Job Description
Architecting the Future of Intelligence.
Nexus Horizon Labs is seeking a visionary Future Systems Architect to lead the development of next-generation AI and Edge Computing infrastructure. In this pivotal role, you will bridge the gap between theoretical AI models and scalable, real-world deployment, ensuring our systems remain at the forefront of the 2026 technological landscape.
We are not just building software; we are defining the operational standard for tomorrow.
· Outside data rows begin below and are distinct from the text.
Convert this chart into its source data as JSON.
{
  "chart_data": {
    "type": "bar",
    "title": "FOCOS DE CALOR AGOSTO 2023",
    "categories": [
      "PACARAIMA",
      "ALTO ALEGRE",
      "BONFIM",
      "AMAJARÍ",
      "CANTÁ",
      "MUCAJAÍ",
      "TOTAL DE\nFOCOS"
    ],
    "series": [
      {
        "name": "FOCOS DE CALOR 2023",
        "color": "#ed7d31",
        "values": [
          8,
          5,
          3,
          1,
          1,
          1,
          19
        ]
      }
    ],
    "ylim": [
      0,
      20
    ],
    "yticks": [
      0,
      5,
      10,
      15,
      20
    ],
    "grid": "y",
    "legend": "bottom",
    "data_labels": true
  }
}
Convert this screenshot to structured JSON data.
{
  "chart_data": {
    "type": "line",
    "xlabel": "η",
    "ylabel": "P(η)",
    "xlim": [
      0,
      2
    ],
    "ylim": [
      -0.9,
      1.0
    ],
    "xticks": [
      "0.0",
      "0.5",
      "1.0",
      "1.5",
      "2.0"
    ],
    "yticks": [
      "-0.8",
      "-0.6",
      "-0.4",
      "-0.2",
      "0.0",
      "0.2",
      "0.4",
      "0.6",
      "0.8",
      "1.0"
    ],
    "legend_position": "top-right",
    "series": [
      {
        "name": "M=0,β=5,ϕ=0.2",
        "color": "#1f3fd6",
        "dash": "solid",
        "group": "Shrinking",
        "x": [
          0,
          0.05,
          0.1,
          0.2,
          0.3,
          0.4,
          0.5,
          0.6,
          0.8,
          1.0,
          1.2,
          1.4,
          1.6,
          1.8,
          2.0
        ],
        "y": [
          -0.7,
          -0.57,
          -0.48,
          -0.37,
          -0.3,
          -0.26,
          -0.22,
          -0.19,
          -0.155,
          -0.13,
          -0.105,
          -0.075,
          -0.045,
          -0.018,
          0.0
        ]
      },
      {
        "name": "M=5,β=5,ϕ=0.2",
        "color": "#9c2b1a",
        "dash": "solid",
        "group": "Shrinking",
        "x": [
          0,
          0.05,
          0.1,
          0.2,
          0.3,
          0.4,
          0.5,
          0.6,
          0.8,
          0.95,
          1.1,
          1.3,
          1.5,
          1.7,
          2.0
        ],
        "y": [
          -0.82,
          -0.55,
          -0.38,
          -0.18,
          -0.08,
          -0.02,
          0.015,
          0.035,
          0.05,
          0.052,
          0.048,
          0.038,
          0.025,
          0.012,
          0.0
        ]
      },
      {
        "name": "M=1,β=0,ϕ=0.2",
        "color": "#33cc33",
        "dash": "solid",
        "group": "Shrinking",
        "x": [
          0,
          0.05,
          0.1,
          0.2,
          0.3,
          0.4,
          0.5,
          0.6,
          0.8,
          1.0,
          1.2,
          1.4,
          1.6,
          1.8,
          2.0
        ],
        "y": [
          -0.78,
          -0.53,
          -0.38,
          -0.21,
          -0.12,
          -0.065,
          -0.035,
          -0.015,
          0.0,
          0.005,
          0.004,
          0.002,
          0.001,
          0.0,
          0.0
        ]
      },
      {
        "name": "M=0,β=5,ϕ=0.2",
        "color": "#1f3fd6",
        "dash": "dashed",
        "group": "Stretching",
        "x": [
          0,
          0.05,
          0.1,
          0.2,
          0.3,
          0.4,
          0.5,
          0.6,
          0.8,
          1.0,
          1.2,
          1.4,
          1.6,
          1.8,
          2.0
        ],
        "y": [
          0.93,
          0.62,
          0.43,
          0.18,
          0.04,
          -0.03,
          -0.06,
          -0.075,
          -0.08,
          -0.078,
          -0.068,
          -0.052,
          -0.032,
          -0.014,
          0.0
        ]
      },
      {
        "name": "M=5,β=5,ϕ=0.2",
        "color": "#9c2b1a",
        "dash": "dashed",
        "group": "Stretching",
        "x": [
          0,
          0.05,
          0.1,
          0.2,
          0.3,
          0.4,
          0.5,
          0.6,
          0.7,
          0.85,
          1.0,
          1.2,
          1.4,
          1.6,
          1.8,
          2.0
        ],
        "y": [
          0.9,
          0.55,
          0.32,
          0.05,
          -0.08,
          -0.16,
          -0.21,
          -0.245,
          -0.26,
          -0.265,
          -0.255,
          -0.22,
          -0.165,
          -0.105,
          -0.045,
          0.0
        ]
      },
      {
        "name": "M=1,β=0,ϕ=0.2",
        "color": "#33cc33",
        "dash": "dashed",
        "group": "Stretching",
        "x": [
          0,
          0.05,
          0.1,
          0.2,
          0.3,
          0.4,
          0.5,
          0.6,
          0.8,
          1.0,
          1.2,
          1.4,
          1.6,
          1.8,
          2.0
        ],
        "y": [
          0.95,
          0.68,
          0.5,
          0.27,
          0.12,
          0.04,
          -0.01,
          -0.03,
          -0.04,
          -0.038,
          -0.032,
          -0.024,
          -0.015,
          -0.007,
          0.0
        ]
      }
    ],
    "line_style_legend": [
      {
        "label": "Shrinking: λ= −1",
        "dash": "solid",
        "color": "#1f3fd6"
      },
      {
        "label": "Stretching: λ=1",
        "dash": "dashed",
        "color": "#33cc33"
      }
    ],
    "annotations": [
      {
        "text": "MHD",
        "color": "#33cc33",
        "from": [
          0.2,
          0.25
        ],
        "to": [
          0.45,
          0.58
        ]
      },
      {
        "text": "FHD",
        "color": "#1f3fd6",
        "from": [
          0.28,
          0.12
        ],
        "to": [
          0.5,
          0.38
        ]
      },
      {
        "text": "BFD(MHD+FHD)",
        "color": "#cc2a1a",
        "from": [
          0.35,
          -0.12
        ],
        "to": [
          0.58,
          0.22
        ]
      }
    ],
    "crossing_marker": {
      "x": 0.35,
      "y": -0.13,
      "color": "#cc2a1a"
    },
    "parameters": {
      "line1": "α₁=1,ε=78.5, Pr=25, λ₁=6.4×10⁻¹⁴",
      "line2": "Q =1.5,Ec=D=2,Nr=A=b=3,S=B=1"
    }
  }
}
If you possess a deep understanding of distributed systems and a passion for pushing the boundaries of what is possible, we want to hear from you.
Responsibilities
- Lead System Architecture: Design and implement resilient, scalable distributed systems that integrate advanced Machine Learning models with edge devices.
- R&D Leadership: Drive research and development initiatives focused on predictive analytics, quantum-resistant encryption, and autonomous infrastructure management.
- Cross-Functional Collaboration: Partner with data scientists, software engineers, and product managers to translate complex technical requirements into robust engineering solutions.
- Performance Optimization: Continuously monitor system health and optimize data pipelines to ensure sub-millisecond latency in high-throughput environments.
- Security Implementation: Establish and enforce best-in-class security protocols and compliance standards for all future-facing data architectures.
- Mentorship: Cultivate a high-performance engineering culture by mentoring junior architects and fostering technical excellence.
Qualifications
- Education: Bachelor’s or Master’s degree in Computer Science, Electrical Engineering, or a related field (PhD preferred).
- Experience: 8+ years of experience in systems architecture, with at least 3 years leading teams in cloud-native environments.
- Technical Stack: Proficiency in Python, Go, or Rust; extensive experience with Kubernetes, Docker, and microservices; deep knowledge of AWS, Azure, or Google Cloud Platform.
- AI Integration: Strong understanding of integrating AI/ML models into production systems, particularly experience with TensorFlow, PyTorch, or ONNX.
- Problem Solving: Demonstrated ability to solve complex, ambiguous problems in high-stakes environments.
- Soft Skills: Exceptional communication skills with the ability to articulate complex technical concepts to non-technical stakeholders.